E ora è guerra alla fonte. I giornalisti in campo contro il ddl sulle intercettazioni
marco | 14 giugno 2008
Gianni Letta, Walter Veltroni, Gianfranco Fini, Massimo D’Alema, Maurizio Gasparri, Francesco Storace, Paolo Bonaiuti, Furio Colombo, oltre che politici di spessore sono tutti giornalisti professionisti. Alcuni di loro hanno ricoperto anche ruoli prestigiosi da direttori. Ma non sono i soli. Nel parlamento italiano, infatti, i giornalisti sono un plotone. Tuttavia, a quanto pare, stare dall’altra parte della barricata facilita non poco il compito rispetto a chi è alle prese con la cronaca, gli scandali e la privacy. Il ddl sulle intercettazioni mette a dura prova le coronarie e la libertà del giornalista.
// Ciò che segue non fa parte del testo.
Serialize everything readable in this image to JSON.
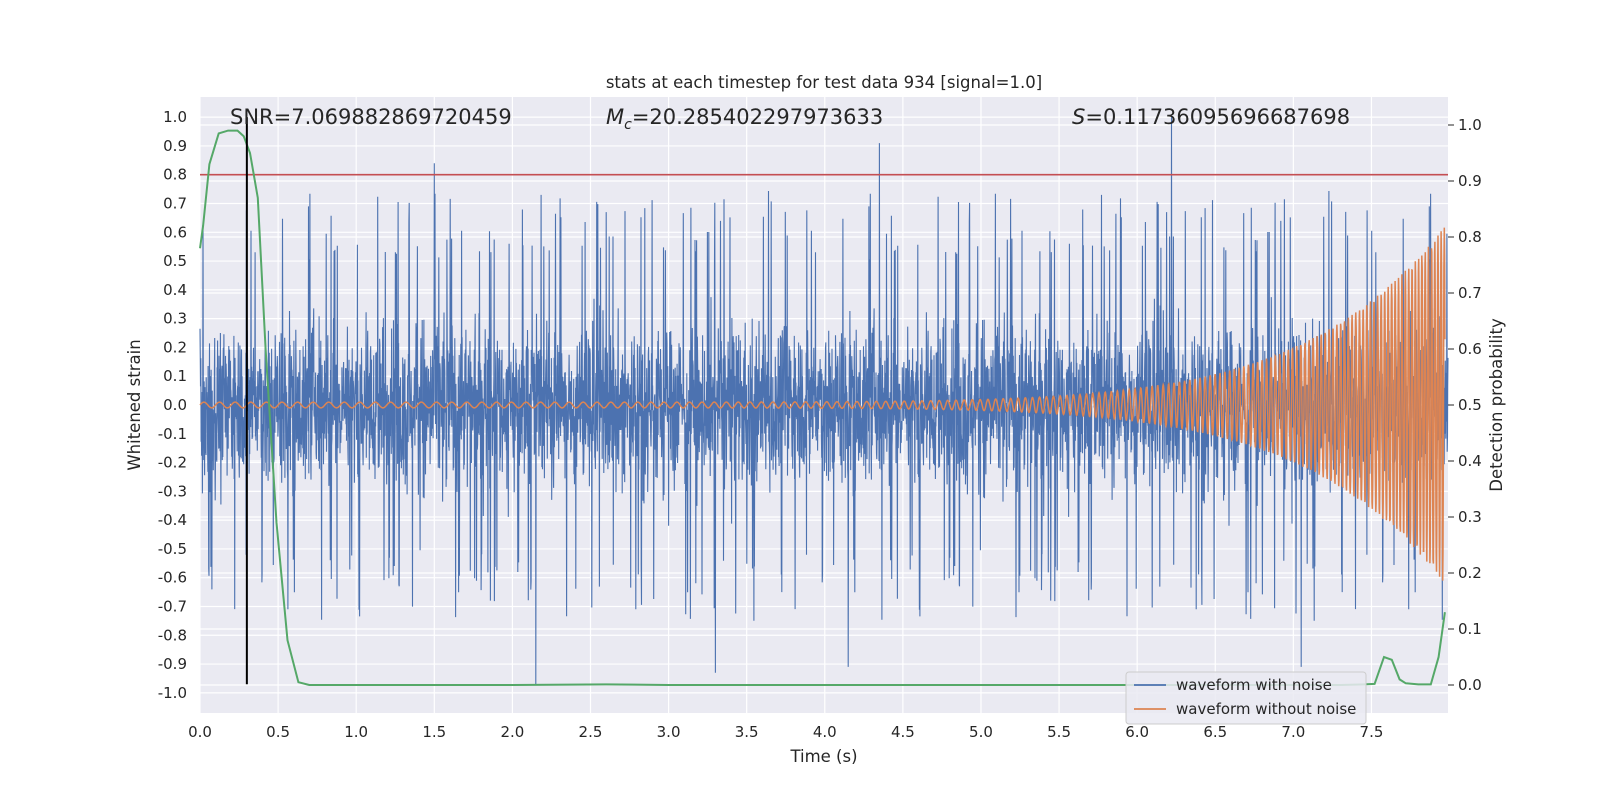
{
  "chart_data": {
    "type": "line",
    "title": "stats at each timestep for test data 934 [signal=1.0]",
    "xlabel": "Time (s)",
    "ylabel_left": "Whitened strain",
    "ylabel_right": "Detection probability",
    "xlim": [
      0.0,
      7.99
    ],
    "ylim_left": [
      -1.07,
      1.07
    ],
    "ylim_right": [
      -0.05,
      1.05
    ],
    "x_ticks": [
      "0.0",
      "0.5",
      "1.0",
      "1.5",
      "2.0",
      "2.5",
      "3.0",
      "3.5",
      "4.0",
      "4.5",
      "5.0",
      "5.5",
      "6.0",
      "6.5",
      "7.0",
      "7.5"
    ],
    "y_left_ticks": [
      "1.0",
      "0.9",
      "0.8",
      "0.7",
      "0.6",
      "0.5",
      "0.4",
      "0.3",
      "0.2",
      "0.1",
      "0.0",
      "-0.1",
      "-0.2",
      "-0.3",
      "-0.4",
      "-0.5",
      "-0.6",
      "-0.7",
      "-0.8",
      "-0.9",
      "-1.0"
    ],
    "y_right_ticks": [
      "1.0",
      "0.9",
      "0.8",
      "0.7",
      "0.6",
      "0.5",
      "0.4",
      "0.3",
      "0.2",
      "0.1",
      "0.0"
    ],
    "annotations": {
      "snr": "SNR=7.069882869720459",
      "mc_symbol": "M",
      "mc_subscript": "c",
      "mc_value": "=20.285402297973633",
      "s_symbol": "S",
      "s_value": "=0.11736095696687698"
    },
    "threshold_line": {
      "y_left": 0.8,
      "color": "#c44e52"
    },
    "marker_line": {
      "x": 0.3,
      "y_from": -0.97,
      "y_to": 1.0,
      "color": "#000000"
    },
    "legend": {
      "location": "lower-right",
      "entries": [
        {
          "label": "waveform with noise",
          "color": "#4c72b0"
        },
        {
          "label": "waveform without noise",
          "color": "#dd8452"
        }
      ]
    },
    "series": [
      {
        "name": "waveform with noise",
        "color": "#4c72b0",
        "axis": "left",
        "typical_amplitude": 0.4,
        "notable_peaks": [
          {
            "x": 1.5,
            "y": 0.84
          },
          {
            "x": 4.35,
            "y": 0.91
          },
          {
            "x": 6.22,
            "y": 1.0
          },
          {
            "x": 2.15,
            "y": -0.97
          },
          {
            "x": 3.3,
            "y": -0.93
          },
          {
            "x": 4.15,
            "y": -0.91
          },
          {
            "x": 7.05,
            "y": -0.91
          }
        ]
      },
      {
        "name": "waveform without noise",
        "color": "#dd8452",
        "axis": "left",
        "start_amplitude": 0.01,
        "end_amplitude": 0.62,
        "start_frequency_hz": 10,
        "end_frequency_hz": 50
      },
      {
        "name": "detection probability",
        "color": "#55a868",
        "axis": "right",
        "x": [
          0.0,
          0.02,
          0.06,
          0.12,
          0.18,
          0.24,
          0.28,
          0.32,
          0.37,
          0.42,
          0.49,
          0.56,
          0.63,
          0.7,
          1.0,
          2.0,
          2.6,
          3.0,
          4.0,
          5.0,
          6.0,
          7.0,
          7.3,
          7.45,
          7.52,
          7.58,
          7.63,
          7.68,
          7.72,
          7.8,
          7.88,
          7.93,
          7.97
        ],
        "values": [
          0.78,
          0.82,
          0.93,
          0.985,
          0.99,
          0.99,
          0.98,
          0.95,
          0.87,
          0.6,
          0.29,
          0.08,
          0.005,
          0.0,
          0.0,
          0.0,
          0.001,
          0.0,
          0.0,
          0.0,
          0.0,
          0.0,
          0.0,
          0.001,
          0.002,
          0.05,
          0.045,
          0.01,
          0.003,
          0.001,
          0.001,
          0.05,
          0.13
        ]
      }
    ]
  }
}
Emilio Carelli, direttore di Sky News 24, non ha dubbi: «Speriamo che il giro di vite sulle intercettazioni non rappresenti una limitazione al diritto a una informazione libera e pluralista. Esprimo perplessità e preoccupazione sulle sanzioni nei confronti dei giornalisti». Sulla stessa lunghezza d’onda anche il direttore del Tg5, Clemente Mimun: «Il disegno di legge sulle intercettazioni è migliorabile. Per la parte concernente la stampa sono d’accordo con la proposta di Cossiga: punire il giornalista o l’editore solo dopo la condanna di chi ha passato la notizia». Più realista del re, Mauro Mazza, direttore del Tg2. «Con il ddl si mette in primo piano la tutela, la privacy e la dignità della persona che in questi anni qualche volta è stata calpestata. Per chi fa il giornalista può essere uno stimolo a fare le inchieste senza aspettare che qualche magistrato per i suoi interessi, faccia filtrare e pubblicare non la verità, ma quello che a lui interessi, a costo di calpestare la dignità dei cittadini». Il direttore di Studio Aperto, Giorgio Mulè, ha commentato: «Visto così è un provvedimento che fa paura. Tutti noi in passato abbiamo violato il codice quando ci vietava di promulgare atti coperti da segreto. Ogni giornalista sa qual è il limite, ognuno deciderà dove mettere il paletto a costo anche di rischiare un’incriminazione».